Freiräume erkämpfen
Die Leipziger Montagsdemonstrationen waren untrennbar mit den seit 1982 stattfindenden Friedensgebeten in der Stadtkirche St. Nikolai verbunden.
Die allwöchentlichen Andachten bildeten den historischen Kern als ein strukturierendes und mobilisierendes Element in der Entwicklung der Protestkultur der 1980er Jahre. Sie gaben Zeit und Ort eines Diskurses vor. Verstärkt wurde die Bedeutung eines solchen Kommunikationsraumes durch die systemimmanente Tabuisierung von gesellschaftlichen Konflikten. Im Gegensatz zu Gottesdiensten wurden die Friedensgebete von einer Laienbewegung innerhalb der evangelischen Kirche getragen und waren somit auch für politisch interessierte Nichtchristen von großem Interesse. Das wiederrum führte zu extremen Spannungen mit der Amtskirche.

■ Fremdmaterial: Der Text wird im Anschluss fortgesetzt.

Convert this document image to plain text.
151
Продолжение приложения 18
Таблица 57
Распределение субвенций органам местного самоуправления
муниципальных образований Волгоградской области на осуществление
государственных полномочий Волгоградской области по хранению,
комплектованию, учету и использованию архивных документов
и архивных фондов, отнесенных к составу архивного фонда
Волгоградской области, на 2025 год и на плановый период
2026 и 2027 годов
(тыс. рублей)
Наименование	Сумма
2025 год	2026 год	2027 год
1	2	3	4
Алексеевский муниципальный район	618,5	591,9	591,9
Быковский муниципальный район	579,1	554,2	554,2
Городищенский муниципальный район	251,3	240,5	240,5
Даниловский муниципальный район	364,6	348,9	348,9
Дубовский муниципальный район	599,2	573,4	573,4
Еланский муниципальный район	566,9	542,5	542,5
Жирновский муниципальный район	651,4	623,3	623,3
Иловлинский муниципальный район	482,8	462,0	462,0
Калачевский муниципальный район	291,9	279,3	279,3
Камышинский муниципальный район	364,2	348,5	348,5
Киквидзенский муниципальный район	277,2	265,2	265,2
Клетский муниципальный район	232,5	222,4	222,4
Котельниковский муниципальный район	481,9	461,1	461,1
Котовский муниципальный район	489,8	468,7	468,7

Auch in vielen anderen Städten der DDR gab es Friedensgebete, so bereits seit 1978 in Erfurt. Das Besondere an Leipzig war ihre Kontinuität.
Weit vor den Massendemonstrationen des Herbstes 1989 entstanden aus den Friedensgebeten heraus verschiedene Protestformen: öffentliche Kundgebungen auf dem Kirchvorplatz, Demonstrationen in der Innenstadt. Die Staatsmacht reagierte mit Polizeigewalt und Verhaftungen. Das monatelange, nicht gewaltfreie Ringen um den öffentlichen Raum gewannen schließlich die Demonstranten am 9. Oktober 1989.